My son graduated 8th grade on May 26th. The overwhelming pride and true happiness I experienced is something I cannot put into words. Seeing him succeed, and be recognized by his teachers and peers for several awards of achievement, made me feel that somehow, despite everything he’s been through, he’s going to be okay. It also gave me some sense of relief (or weird validation) that I’m doing an adequate job of not screwing him up with this solo mom gig that was thrust onto me. It filled my heart with joy to see him laughing, smiling, and celebrating with his friends as they start their next chapter moving on to high school and things known and unknown.

I look in the mirror and don’t recognize myself anymore. A lot of who I am now is rooted in navigating life as a solo parent. I spend my days playing taxi service, being mentor, tutor, counselor, friend and mom, determined that my kids will have the same experiences as all their friends. I want them to be well adjusted, happy, “normal” kids. I don’t want them feeling like something is lacking because they only have me. I am a force to be reckoned with in my “I will do it all” mantra. And yet, I don’t know who I am anymore. Somewhere along the way of making sure that they are ok, I have lost myself. Not that I ever really found it after being widowed. It’s kind of a work in progress. Fake it til you make it. It sometimes feels “fraudulent.” I am comfortable in my Diana the mom role. I kind of have that one nailed down. It’s the Diana the person I struggle with.

The great majority of decisions I’ve made in the last seven years don’t have anything to do with ME. They have to do with the kids, or my parents, or satisfying and being mindful of everyone else. Somehow, what was important or relevant for me got pushed aside. Seeing my son graduate reminded me that he has the whole world ahead of him, and (hopefully) a lifetime of experiences yet to come. I used to think that way about and for myself. The sobering reality of being a widow robbed me of my once naïve notion that there was always more time to do all the things I dreamed of and planned to do. We all know too well that that isn’t the case.
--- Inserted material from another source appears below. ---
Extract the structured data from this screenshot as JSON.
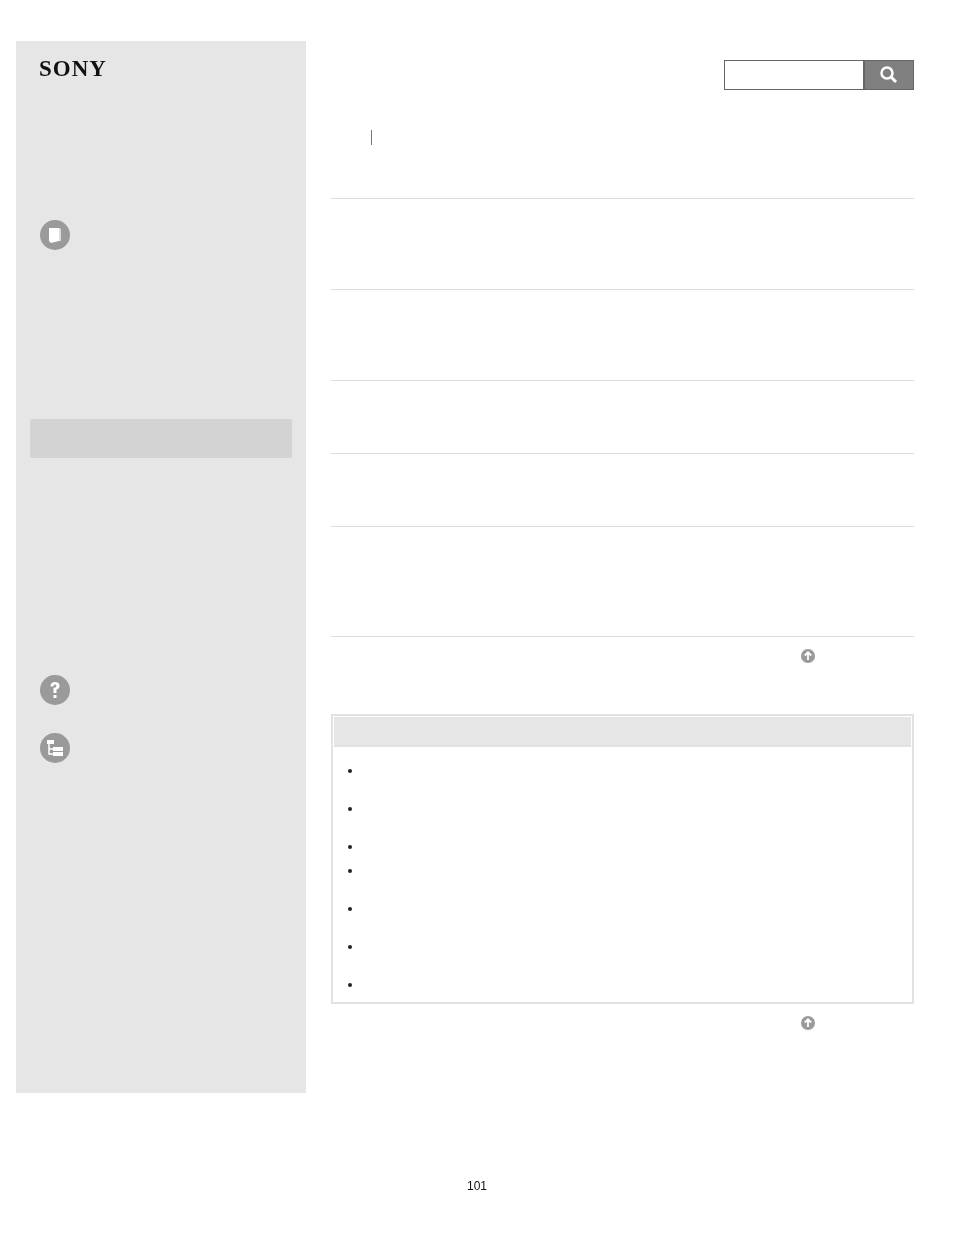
{
  "logo": "SONY",
  "page_number": "101"
}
Recently I’ve had some very difficult decisions to make. For the first time in a long time, I’m considering myself first and foremost in those choices. It feels foreign to me to put my own needs in front of everyone else’s. But who else will do that if I don’t? So despite it being an uncomfortable, unnerving feeling, I will try to keep Diana the person in mind going forward. If that means making choices that other might not like or agree with, then that’s what has to be done. It seems like a never ending cycle of figuring out who I am without him, trying to reinvent myself, then modifying it again. Would I face this had he not left me 7 years ago? Perhaps. And maybe I’d have other difficulties to face if he WAS here. But spending time thinking about the what-if isn’t the best use of my focus or energy. So I am making a decision to look at that stranger in the mirror and figure out who she is and what is best for her. It’s a scary thing to do, but I’m sure she’s going to be just fine. She always is, eventually.
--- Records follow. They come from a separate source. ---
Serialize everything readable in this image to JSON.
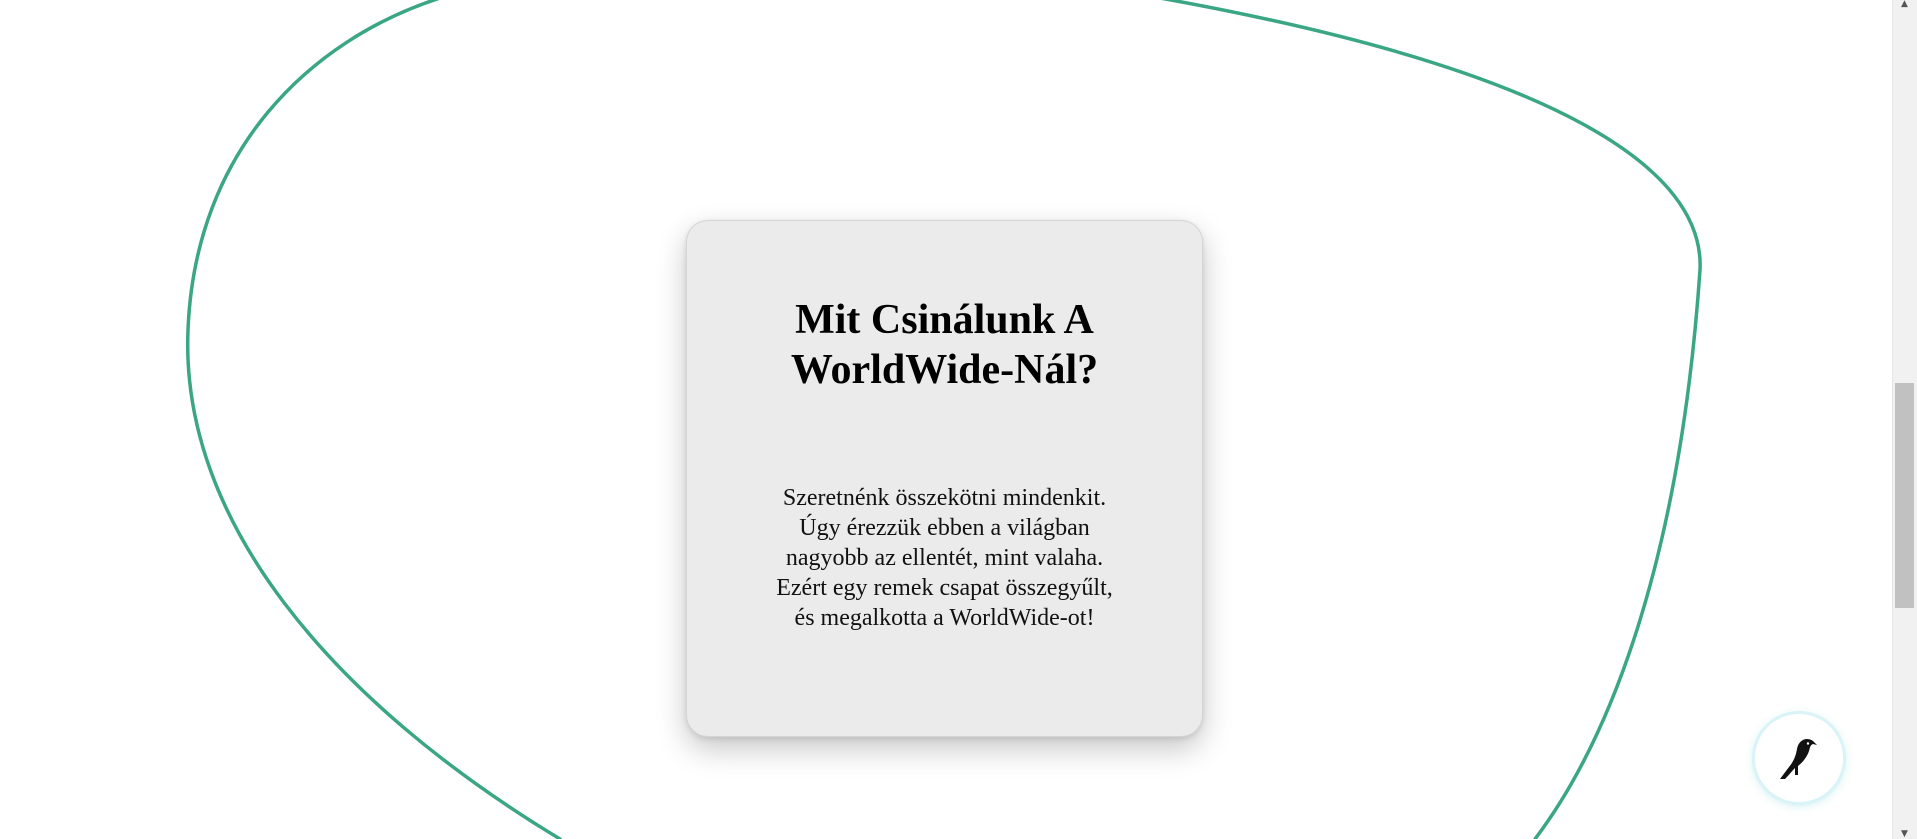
{
  "card": {
    "title": "Mit Csinálunk A WorldWide-Nál?",
    "text": "Szeretnénk összekötni mindenkit. Úgy érezzük ebben a világban nagyobb az ellentét, mint valaha. Ezért egy remek csapat összegyűlt, és megalkotta a WorldWide-ot!"
  },
  "floating_button": {
    "icon": "bird-icon"
  },
  "colors": {
    "blob_stroke": "#3aa684",
    "card_background": "#eaebea",
    "fab_glow": "#d9f3f6"
  }
}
Diana-- Good to meet you! I am a much newer widow, but your beautifully written post resonates with me nonetheless. Everyone tells me there is no schedule to adhere to when it comes to the grieving process and that you are beginning to take care of you now is, well, a really wonderful thing. We do the best we can, especially where our children are concerned. I salute you and wish you every drop of self-discovery and joyous moments that come your way.

Great thoughts, Diana! You articulated exactly what I'm feeling these days. Our kids grow up so fast and I sometimes think I hold on a little too long. But I am a work in progress, just like we all are! Nice job putting all this down on the blog in an easy-to-read manner!